For years, some of these anti-immigrant groups have been confined to the fringe, but that doesn’t mean they haven’t had their fingers in the anti-immigrant pie. Tanton network groups like CIS, Federation for American Immigration Reform (FAIR) and NumbersUSA—organizations founded or funded by eugenics enthusiast John Tanton—have helped derail several immigration reform efforts over the years:
Three Washington, D.C. organizations most responsible for blocking comprehensive immigration reform in 2007 are part of a network of groups created by a man who has been at the heart of the white nationalist movement for decades, according to a report issued today by the Southern Poverty Law Center.
At the heart of those efforts in the Senate was then-member Jefferson Beauregard Sessions III and his then-aide, white supremacist Stephen Miller, who, when an immigration bill passed the Senate by a massive bipartisan majority, “literally wrote the 23-page handbook that House members were given on how to fight the deal.”
These groups now have direct access to the White House—earlier this year, a “pro-English” group tied to the Tanton network met with a White House aide, most likely Nosferatu, er, Miller. And, Trump’s extremist picks are politicizing agencies that are supposed to advocate for welcoming immigrants by quite literally erasing pro-immigrant stances. Arce:
USCIS’s director is Lee Francis Cissna, who eliminated “a nation of immigrants” from the agency’s mission statement during his first few weeks on the job. Cissna, the son of a Peruvian immigrant, was a legal aide for Senator Chuck Grassley. While at Grassley’s office, he authored dozens of letters, including one in November 2016 claiming thousands of immigrants were “amasssing” at the southern border with the intention of “asserting dubious” asylum claims. If that language sounds familiar is because it is the same language Attorney General Jeff Sessions has been using to justify separating children from their parents at the border. Cissna has also spoken at a CIS conference on a panel called “The Betrayal of America’s Best and Brightest,” where he argued against the HB-1 visa program for “high skilled” immigrants.
Cissna was confirmed by the Senate, but another Trump pick, Andrew Veprek, didn’t require a vote and was “selected for a top State Department post overseeing refugee admissions” despite—or because of—anti-refugee views. Veprek has also been described as a close associate of Miller. Arce continues:
The Bureau’s mission is to provide aid and solutions for refugees and victims of conflict around the world through repatriation, local integration, and resettlement in the United States. While at the White House Veprek successfully argued to lower the refugee cap to the lowest level in three decades. PRM has come under scrutiny as it only granted entry to 34 Syrian, and 81 Iraqi refugees between October 2017 and January 2018. During the same period the previous year the agency admitted 4,700 refugees from each country. The bureau has not explained why so few refugees have been admitted. Many estimates suggest that while the cap allows for 45,000 refugees, the U.S. is on track to admit only half of that figure.
Then there’s Julie Kirchner, the former leader of FAIR, which, under her leadership, “helped create Arizona's SB170 immigration bill,” the racist “show me your papers” law. Today, Kirchner serves as USCIS ombudsman. “A woman who spent ten years seeking to reduce overall immigration, despite being a daughter of a Hungarian immigrant, is now tasked with helping immigrants navigate the applications process,” Arce writes.

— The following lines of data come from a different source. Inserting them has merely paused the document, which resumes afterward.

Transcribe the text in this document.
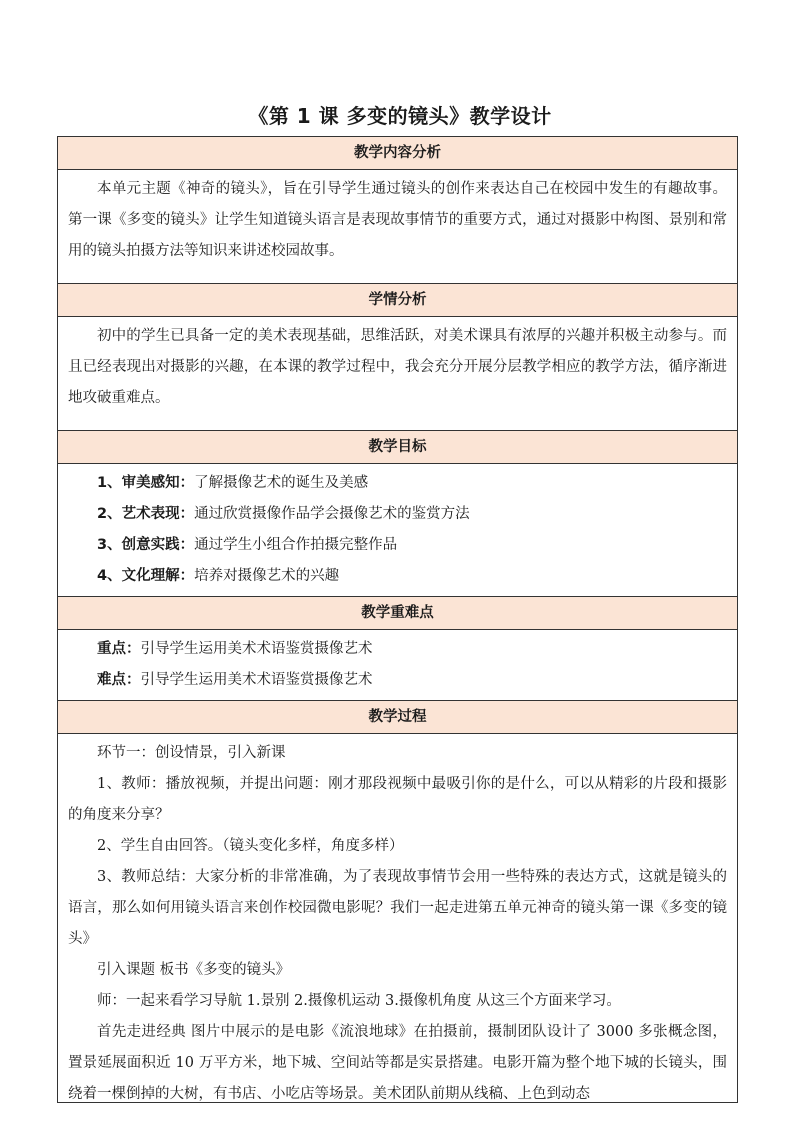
《第 1 课 多变的镜头》教学设计
教学内容分析

本单元主题《神奇的镜头》，旨在引导学生通过镜头的创作来表达自己在校园中发生的有趣故事。第一课《多变的镜头》让学生知道镜头语言是表现故事情节的重要方式，通过对摄影中构图、景别和常用的镜头拍摄方法等知识来讲述校园故事。

学情分析

初中的学生已具备一定的美术表现基础，思维活跃，对美术课具有浓厚的兴趣并积极主动参与。而且已经表现出对摄影的兴趣，在本课的教学过程中，我会充分开展分层教学相应的教学方法，循序渐进地攻破重难点。

教学目标

1、审美感知：了解摄像艺术的诞生及美感

2、艺术表现：通过欣赏摄像作品学会摄像艺术的鉴赏方法

3、创意实践：通过学生小组合作拍摄完整作品

4、文化理解：培养对摄像艺术的兴趣

教学重难点

重点：引导学生运用美术术语鉴赏摄像艺术

难点：引导学生运用美术术语鉴赏摄像艺术

教学过程

环节一：创设情景，引入新课

1、教师：播放视频，并提出问题：刚才那段视频中最吸引你的是什么，可以从精彩的片段和摄影的角度来分享？

2、学生自由回答。（镜头变化多样，角度多样）

3、教师总结：大家分析的非常准确，为了表现故事情节会用一些特殊的表达方式，这就是镜头的语言，那么如何用镜头语言来创作校园微电影呢？我们一起走进第五单元神奇的镜头第一课《多变的镜头》

引入课题 板书《多变的镜头》

师：一起来看学习导航 1.景别 2.摄像机运动 3.摄像机角度 从这三个方面来学习。

首先走进经典 图片中展示的是电影《流浪地球》在拍摄前，摄制团队设计了 3000 多张概念图，置景延展面积近 10 万平方米，地下城、空间站等都是实景搭建。电影开篇为整个地下城的长镜头，围绕着一棵倒掉的大树，有书店、小吃店等场景。美术团队前期从线稿、上色到动态
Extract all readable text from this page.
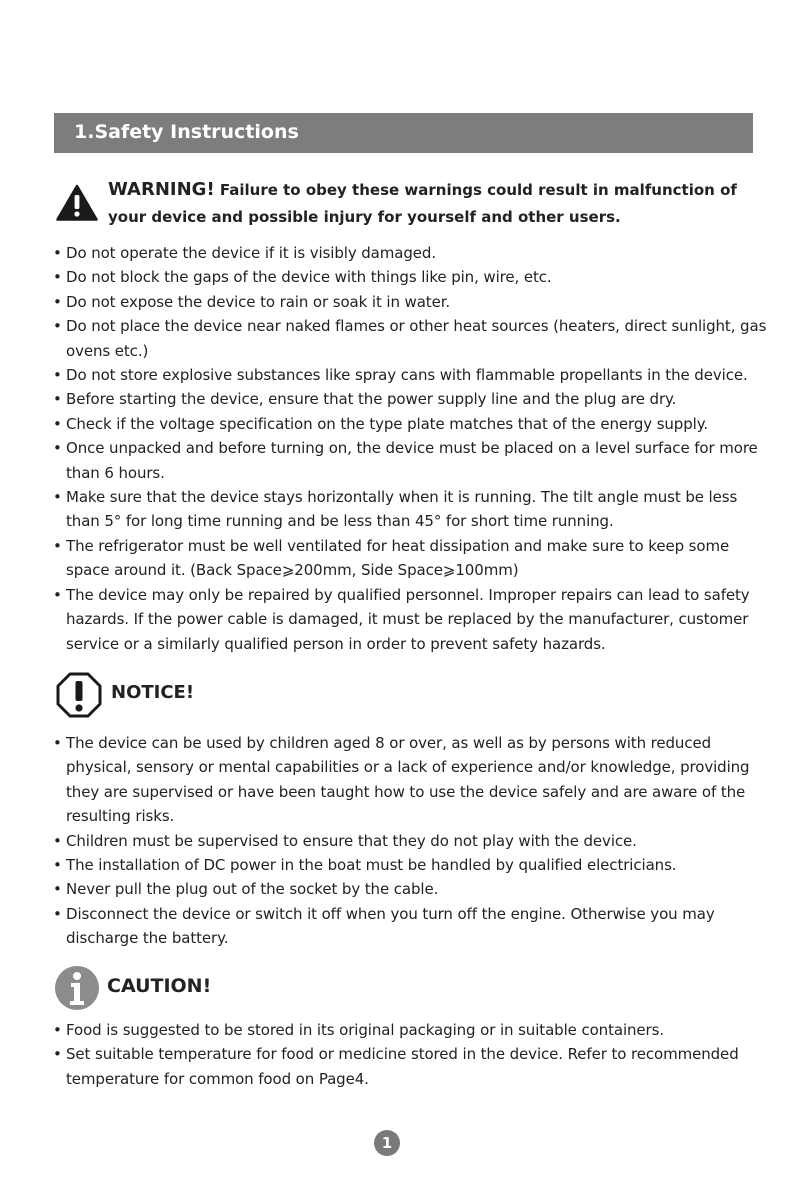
1.Safety Instructions
WARNING! Failure to obey these warnings could result in malfunction of your device and possible injury for yourself and other users.
• Do not operate the device if it is visibly damaged.
• Do not block the gaps of the device with things like pin, wire, etc.
• Do not expose the device to rain or soak it in water.
• Do not place the device near naked flames or other heat sources (heaters, direct sunlight, gas ovens etc.)
• Do not store explosive substances like spray cans with flammable propellants in the device.
• Before starting the device, ensure that the power supply line and the plug are dry.
• Check if the voltage specification on the type plate matches that of the energy supply.
• Once unpacked and before turning on, the device must be placed on a level surface for more than 6 hours.
• Make sure that the device stays horizontally when it is running. The tilt angle must be less than 5° for long time running and be less than 45° for short time running.
• The refrigerator must be well ventilated for heat dissipation and make sure to keep some space around it. (Back Space⩾200mm, Side Space⩾100mm)
• The device may only be repaired by qualified personnel. Improper repairs can lead to safety hazards. If the power cable is damaged, it must be replaced by the manufacturer, customer service or a similarly qualified person in order to prevent safety hazards.
NOTICE!
• The device can be used by children aged 8 or over, as well as by persons with reduced physical, sensory or mental capabilities or a lack of experience and/or knowledge, providing they are supervised or have been taught how to use the device safely and are aware of the resulting risks.
• Children must be supervised to ensure that they do not play with the device.
• The installation of DC power in the boat must be handled by qualified electricians.
• Never pull the plug out of the socket by the cable.
• Disconnect the device or switch it off when you turn off the engine. Otherwise you may discharge the battery.
CAUTION!
• Food is suggested to be stored in its original packaging or in suitable containers.
• Set suitable temperature for food or medicine stored in the device. Refer to recommended temperature for common food on Page4.
1
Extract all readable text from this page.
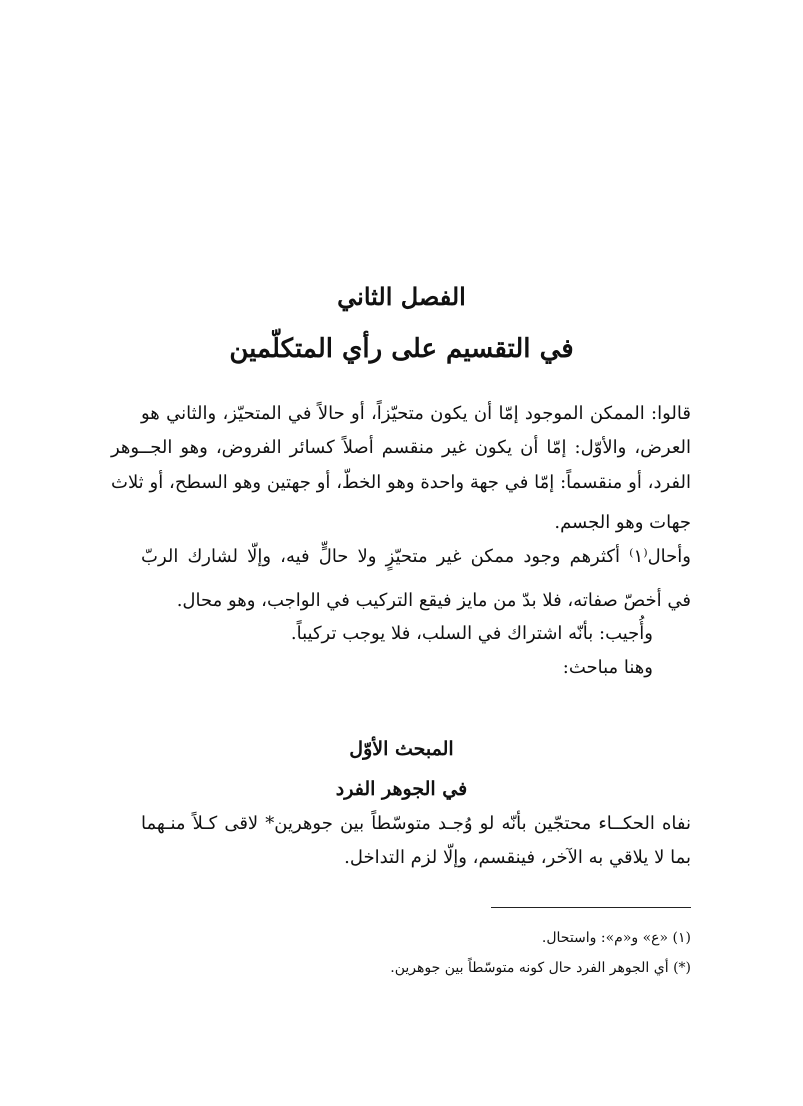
الفصل الثاني
في التقسيم على رأي المتكلّمين
قالوا: الممكن الموجود إمّا أن يكون متحيّزاً، أو حالاً في المتحيّز، والثاني هو
العرض، والأوّل: إمّا أن يكون غير منقسم أصلاً كسائر الفروض، وهو الجــوهر
الفرد، أو منقسماً: إمّا في جهة واحدة وهو الخطّ، أو جهتين وهو السطح، أو ثلاث
جهات وهو الجسم.
وأحال⁽١⁾ أكثرهم وجود ممكن غير متحيّزٍ ولا حالٍّ فيه، وإلّا لشارك الربّ
في أخصّ صفاته، فلا بدّ من مايز فيقع التركيب في الواجب، وهو محال.
وأُجيب: بأنّه اشتراك في السلب، فلا يوجب تركيباً.
وهنا مباحث:
المبحث الأوّل
في الجوهر الفرد
نفاه الحكــاء محتجّين بأنّه لو وُجـد متوسّطاً بين جوهرين* لاقى كـلاً منـهما
بما لا يلاقي به الآخر، فينقسم، وإلّا لزم التداخل.
(١) «ع» و«م»: واستحال.
(*) أي الجوهر الفرد حال كونه متوسّطاً بين جوهرين.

At least one Republican senator, Arizona’s Jeff Flake, has said he’ll oppose Mortensen’s nomination. “With Republicans’ razor-thin, one-vote majority in the Senate and the absence of Sen. John McCain (R-Ariz.), Flake’s opposition means Mortensen would need the support of at least one Democrat in order to be confirmed.” That Democrat better be ready for a shellacking from decent, outraged Americans.